Published materials – primarily printed literature, but also images, videos and other multimedia forms such as sound recordings – have long served as the primary means for disseminating biodiversity knowledge. Along with collections and specimens, they also form the primary source of species-level trait and descriptive data, vital for identifications and taxonomic research. Much progress has been made by research institutions and by the Biodiversity Heritage Library (BHL), scanning historical materials into digital formats, while new materials are almost exclusively developed as digital objects. Nevertheless the information in these resources remains largely inaccessible to automated processing due to a lack of internal structure and mark-up and, for older literature, errors introduced during the scanning process. Multimedia objects need consistent indexing to make them properly discoverable. Consistent standards, including text recognition standards, keywording and indexing, data mining techniques and crowd sourcing will enable the community to step up the rate at which such data are made fully accessible. The resulting information, and the tools to generate it, also need to be made freely available to all. Despite progress in recent years, the scale of the task and its importance to the framework means this component requires continued and long-term investment and it will be urgent to find ways to accelerate and streamline the process.

There are already a number of initiatives working on the relevant tools and techniques with research projects investigating automated image extraction and crowd-sourced tagging, data mining, semi-automatic and automatic markup of taxonomic descriptions, and handling multiple languages as well as using structured data in taxonomic publications. The next steps will be to catalogue and define the types of unstructured biodiversity data available and understand their particular challenges, and to agree standards for future publication in a form that makes the data immediately available not just to experts but to searches and automated processing. In the short term, the priority will be to build on some of the existing pilots and implement some full-scale crowd sourcing and automated data mining projects. In the medium term, the software behind such projects should be made available as open source tools. Countries will start to establish their own bibliographies of national biodiversity. New publications will increasingly come in an enhanced, semantically structured form. In the long term, such enhanced publication will be the norm and automated and semi-automated data mining tools will be freely available for unstructured biodiversity data. As a result, complete bodies of thematic or geographical information will be progressively made available as linked datasets.

In recent years, a trend towards open science and open data has stimulated publishers, societies and authors to increase open access both for historical and new publications, and many journals are promoting the importance of sharing underlying data either as supplementary materials or through data papers, with new journals and repositories being developed for this purpose. A range of publishers and academic infrastructures are building knowledge graphs (of variable openness) linking authors, publications, datasets, funding bodies, etc.

More specifically, Biodiversity Heritage Library continues to promote and support the digitization and free and open sharing of historical literature.

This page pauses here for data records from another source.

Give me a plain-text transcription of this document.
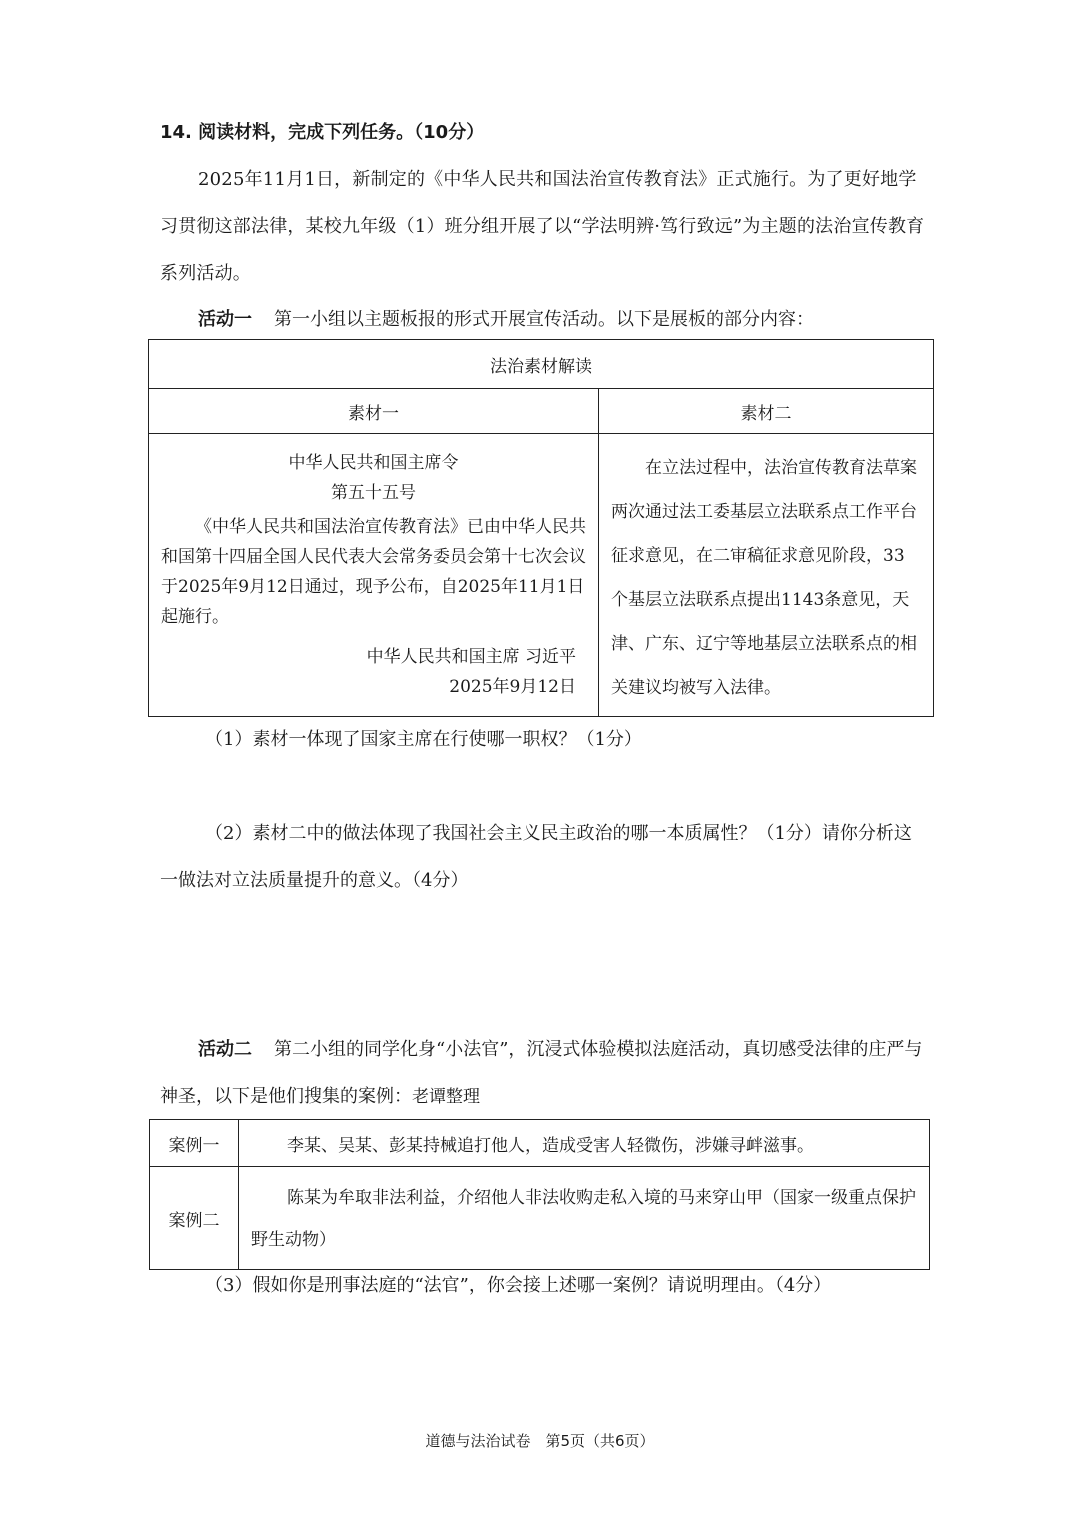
14. 阅读材料，完成下列任务。（10分）
2025年11月1日，新制定的《中华人民共和国法治宣传教育法》正式施行。为了更好地学习贯彻这部法律，某校九年级（1）班分组开展了以“学法明辨·笃行致远”为主题的法治宣传教育系列活动。
活动一 第一小组以主题板报的形式开展宣传活动。以下是展板的部分内容：
法治素材解读	
素材一	素材二

中华人民共和国主席令
第五十五号
《中华人民共和国法治宣传教育法》已由中华人民共和国第十四届全国人民代表大会常务委员会第十七次会议于2025年9月12日通过，现予公布，自2025年11月1日起施行。
中华人民共和国主席 习近平
2025年9月12日	在立法过程中，法治宣传教育法草案两次通过法工委基层立法联系点工作平台征求意见，在二审稿征求意见阶段，33个基层立法联系点提出1143条意见，天津、广东、辽宁等地基层立法联系点的相关建议均被写入法律。
（1）素材一体现了国家主席在行使哪一职权？（1分）
（2）素材二中的做法体现了我国社会主义民主政治的哪一本质属性？（1分）请你分析这一做法对立法质量提升的意义。（4分）
活动二 第二小组的同学化身“小法官”，沉浸式体验模拟法庭活动，真切感受法律的庄严与神圣，以下是他们搜集的案例：老谭整理
案例一	李某、吴某、彭某持械追打他人，造成受害人轻微伤，涉嫌寻衅滋事。
案例二	陈某为牟取非法利益，介绍他人非法收购走私入境的马来穿山甲（国家一级重点保护野生动物）
（3）假如你是刑事法庭的“法官”，你会接上述哪一案例？请说明理由。（4分）
道德与法治试卷　第5页（共6页）
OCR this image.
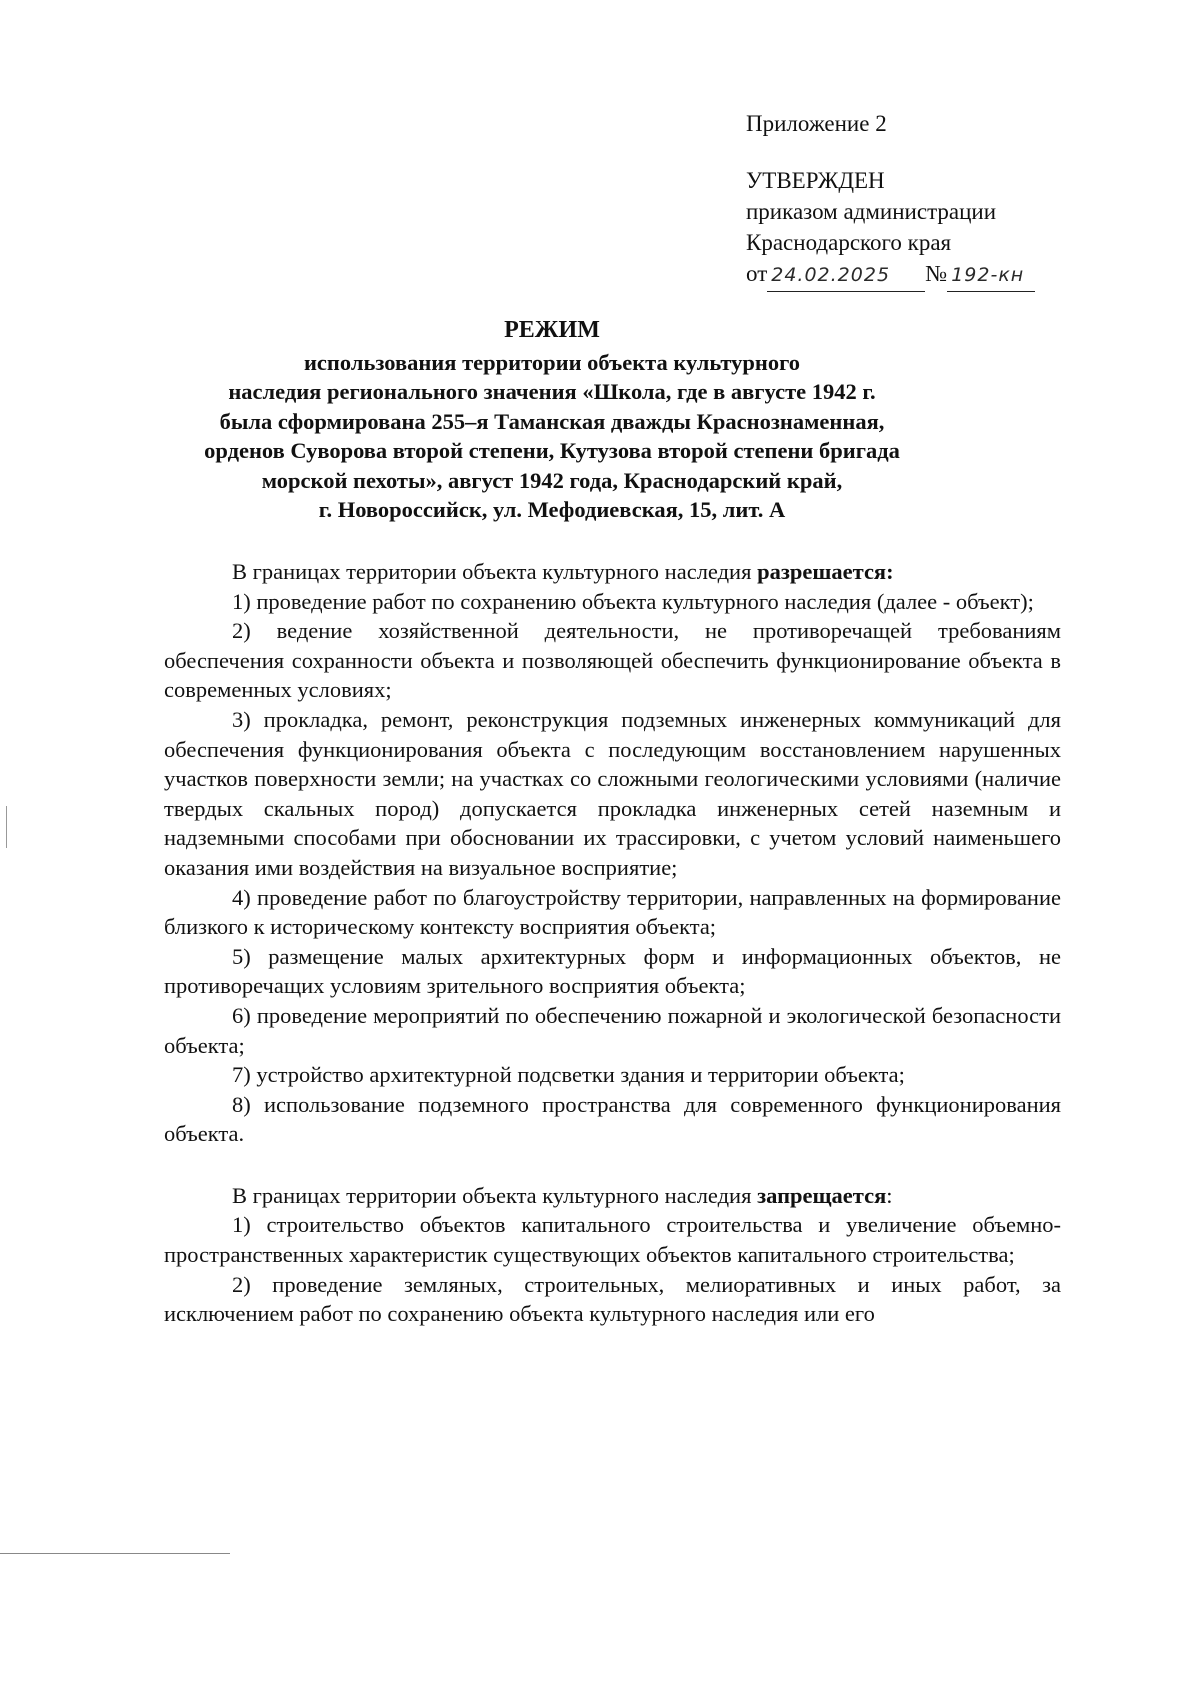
Приложение 2
УТВЕРЖДЕН
приказом администрации
Краснодарского края
от 24.02.2025	№ 192-кн
РЕЖИМ
использования территории объекта культурного
наследия регионального значения «Школа, где в августе 1942 г.
была сформирована 255–я Таманская дважды Краснознаменная,
орденов Суворова второй степени, Кутузова второй степени бригада
морской пехоты», август 1942 года, Краснодарский край,
г. Новороссийск, ул. Мефодиевская, 15, лит. А

В границах территории объекта культурного наследия разрешается:

1) проведение работ по сохранению объекта культурного наследия (далее - объект);

2) ведение хозяйственной деятельности, не противоречащей требованиям обеспечения сохранности объекта и позволяющей обеспечить функционирование объекта в современных условиях;

3) прокладка, ремонт, реконструкция подземных инженерных коммуникаций для обеспечения функционирования объекта с последующим восстановлением нарушенных участков поверхности земли; на участках со сложными геологическими условиями (наличие твердых скальных пород) допускается прокладка инженерных сетей наземным и надземными способами при обосновании их трассировки, с учетом условий наименьшего оказания ими воздействия на визуальное восприятие;

4) проведение работ по благоустройству территории, направленных на формирование близкого к историческому контексту восприятия объекта;

5) размещение малых архитектурных форм и информационных объектов, не противоречащих условиям зрительного восприятия объекта;

6) проведение мероприятий по обеспечению пожарной и экологической безопасности объекта;

7) устройство архитектурной подсветки здания и территории объекта;

8) использование подземного пространства для современного функционирования объекта.

В границах территории объекта культурного наследия запрещается:

1) строительство объектов капитального строительства и увеличение объемно-пространственных характеристик существующих объектов капитального строительства;

2) проведение земляных, строительных, мелиоративных и иных работ, за исключением работ по сохранению объекта культурного наследия или его
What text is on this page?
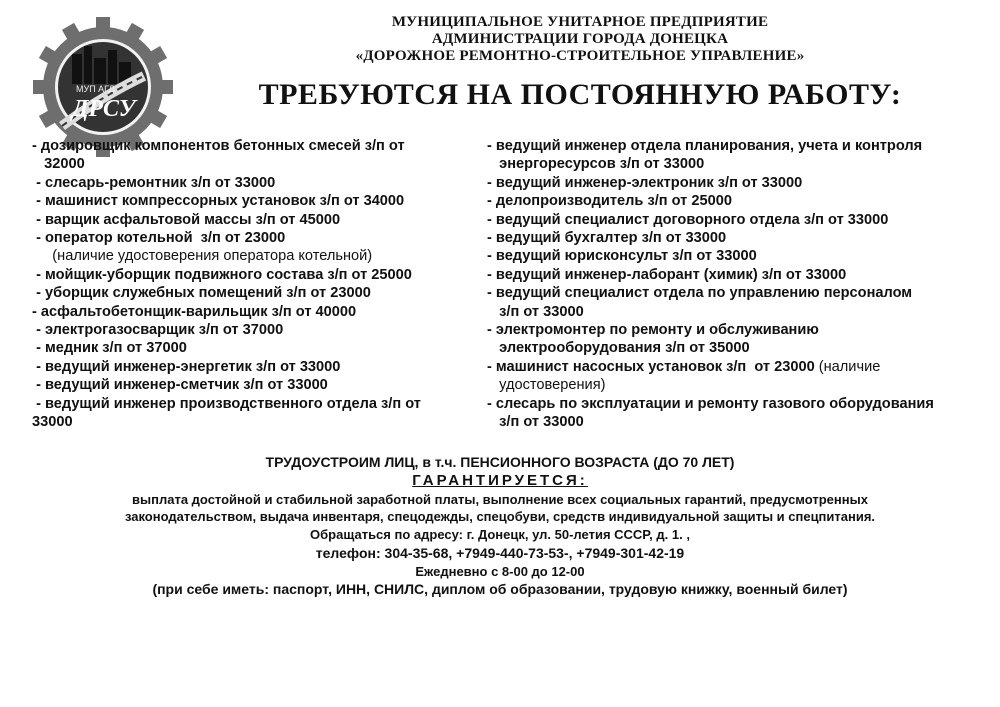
МУП АГД
ДРСУ
МУНИЦИПАЛЬНОЕ УНИТАРНОЕ ПРЕДПРИЯТИЕ
АДМИНИСТРАЦИИ ГОРОДА ДОНЕЦКА
«ДОРОЖНОЕ РЕМОНТНО-СТРОИТЕЛЬНОЕ УПРАВЛЕНИЕ»
ТРЕБУЮТСЯ НА ПОСТОЯННУЮ РАБОТУ:
- дозировщик компонентов бетонных смесей з/п от
32000
- слесарь-ремонтник з/п от 33000
- машинист компрессорных установок з/п от 34000
- варщик асфальтовой массы з/п от 45000
- оператор котельной  з/п от 23000
(наличие удостоверения оператора котельной)
- мойщик-уборщик подвижного состава з/п от 25000
- уборщик служебных помещений з/п от 23000
- асфальтобетонщик-варильщик з/п от 40000
- электрогазосварщик з/п от 37000
- медник з/п от 37000
- ведущий инженер-энергетик з/п от 33000
- ведущий инженер-сметчик з/п от 33000
- ведущий инженер производственного отдела з/п от
33000
- ведущий инженер отдела планирования, учета и контроля
энергоресурсов з/п от 33000
- ведущий инженер-электроник з/п от 33000
- делопроизводитель з/п от 25000
- ведущий специалист договорного отдела з/п от 33000
- ведущий бухгалтер з/п от 33000
- ведущий юрисконсульт з/п от 33000
- ведущий инженер-лаборант (химик) з/п от 33000
- ведущий специалист отдела по управлению персоналом
з/п от 33000
- электромонтер по ремонту и обслуживанию
электрооборудования з/п от 35000
- машинист насосных установок з/п  от 23000 (наличие
удостоверения)
- слесарь по эксплуатации и ремонту газового оборудования
з/п от 33000
ТРУДОУСТРОИМ ЛИЦ, в т.ч. ПЕНСИОННОГО ВОЗРАСТА (ДО 70 ЛЕТ)
ГАРАНТИРУЕТСЯ:
выплата достойной и стабильной заработной платы, выполнение всех социальных гарантий, предусмотренных
законодательством, выдача инвентаря, спецодежды, спецобуви, средств индивидуальной защиты и спецпитания.
Обращаться по адресу: г. Донецк, ул. 50-летия СССР, д. 1. ,
телефон: 304-35-68, +7949-440-73-53-, +7949-301-42-19
Ежедневно с 8-00 до 12-00
(при себе иметь: паспорт, ИНН, СНИЛС, диплом об образовании, трудовую книжку, военный билет)
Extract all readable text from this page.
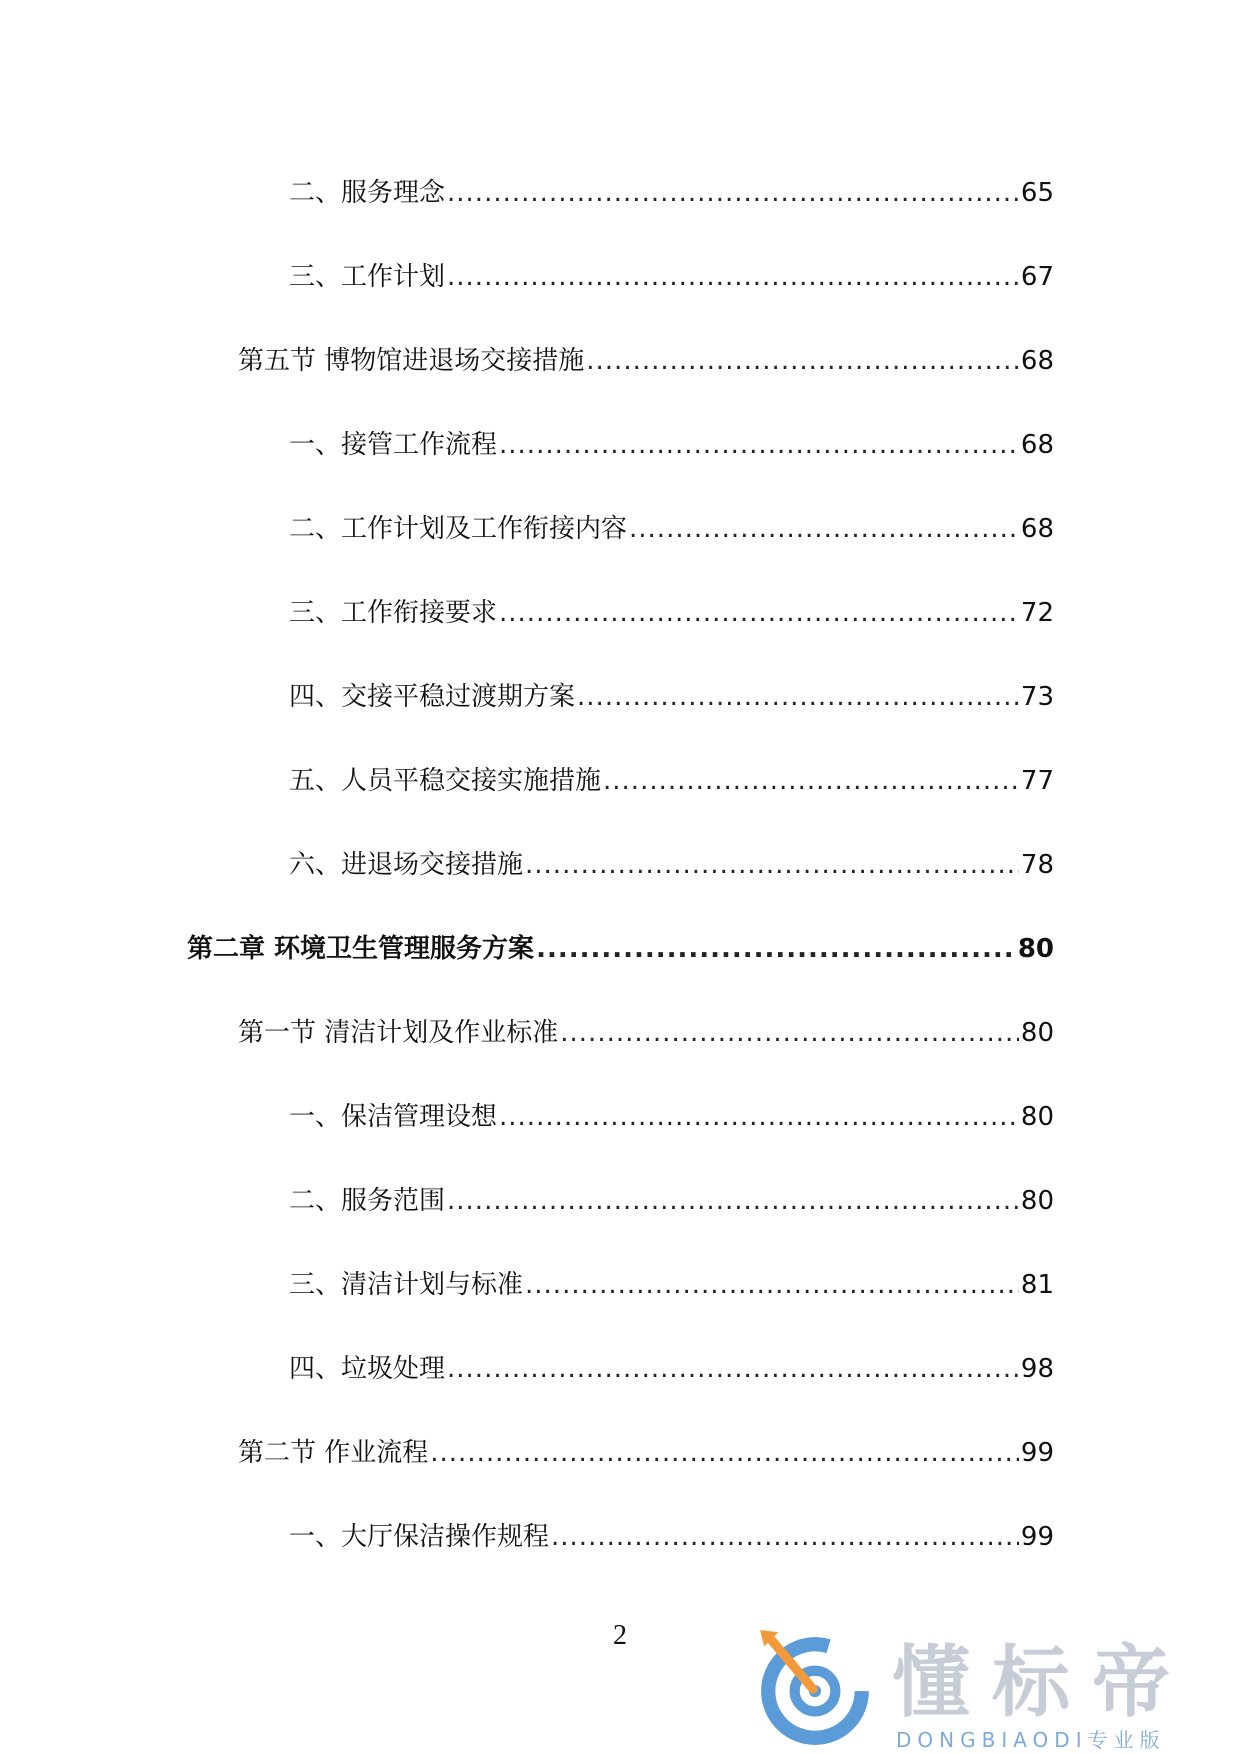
二、服务理念 .....	65
三、工作计划 .....	67
第五节 博物馆进退场交接措施 .....	68
一、接管工作流程 .....	68
二、工作计划及工作衔接内容 .....	68
三、工作衔接要求 .....	72
四、交接平稳过渡期方案 .....	73
五、人员平稳交接实施措施 .....	77
六、进退场交接措施 .....	78
第二章 环境卫生管理服务方案 .....	80
第一节 清洁计划及作业标准 .....	80
一、保洁管理设想 .....	80
二、服务范围 .....	80
三、清洁计划与标准 .....	81
四、垃圾处理 .....	98
第二节 作业流程 .....	99
一、大厅保洁操作规程 .....	99
2
懂标帝
DONGBIAODI专业版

Pensoft is a leading example of an academic publisher which is not only supporting open access but also working with biodiversity informatics platforms and researchers to facilitate direct access to structured data underlying taxonomic and ecological papers. Plazi has developed a range of tools and services to parse and expose structured data from a broader range of taxonomic literature.

Many challenges remain. Access to recent literature is still often limited and supplementary materials are often semi-structured or non-standard formats. Available optical character recognition tools have systemic problems handling key features of taxonomic literature, especially older published materials (italicized text, male/female symbols, fractions, ligatures, etc.). Efforts to extract, structure and normalize data from published materials are fragmentary and do not yet combine to produce an integrated knowledge repository spanning both historical and recent publications. There are serious shortcomings to existing vocabularies, directories, taxonomies and gazetteers that could support more rigorous normalization of extracted data. In the opposite direction, existing biodiversity infrastructures do not supply aggregated data in forms that fully support reference and reuse and allow new research to build seamlessly on a solid foundation of linked open data.

GBIC2 will include a working session to explore the challenges which may impede progress in these areas. The goal will not be to develop a multi-year roadmap and set of fully-refined priorities for Published Materials as a component of the biodiversity informatics landscape, although recommendations from the session will be taken forward for this purpose. The key goal in the context of GBIC2 is to understand the nature of the impediments which limit progress in this area towards seamless linkages between historical and new literature and well-organised digital knowledge of the world’s biodiversity. Thus will enable the GBIC2 workshop to consider the best approach to address these impediments within the governance and the planning processes of an international coordination mechanism.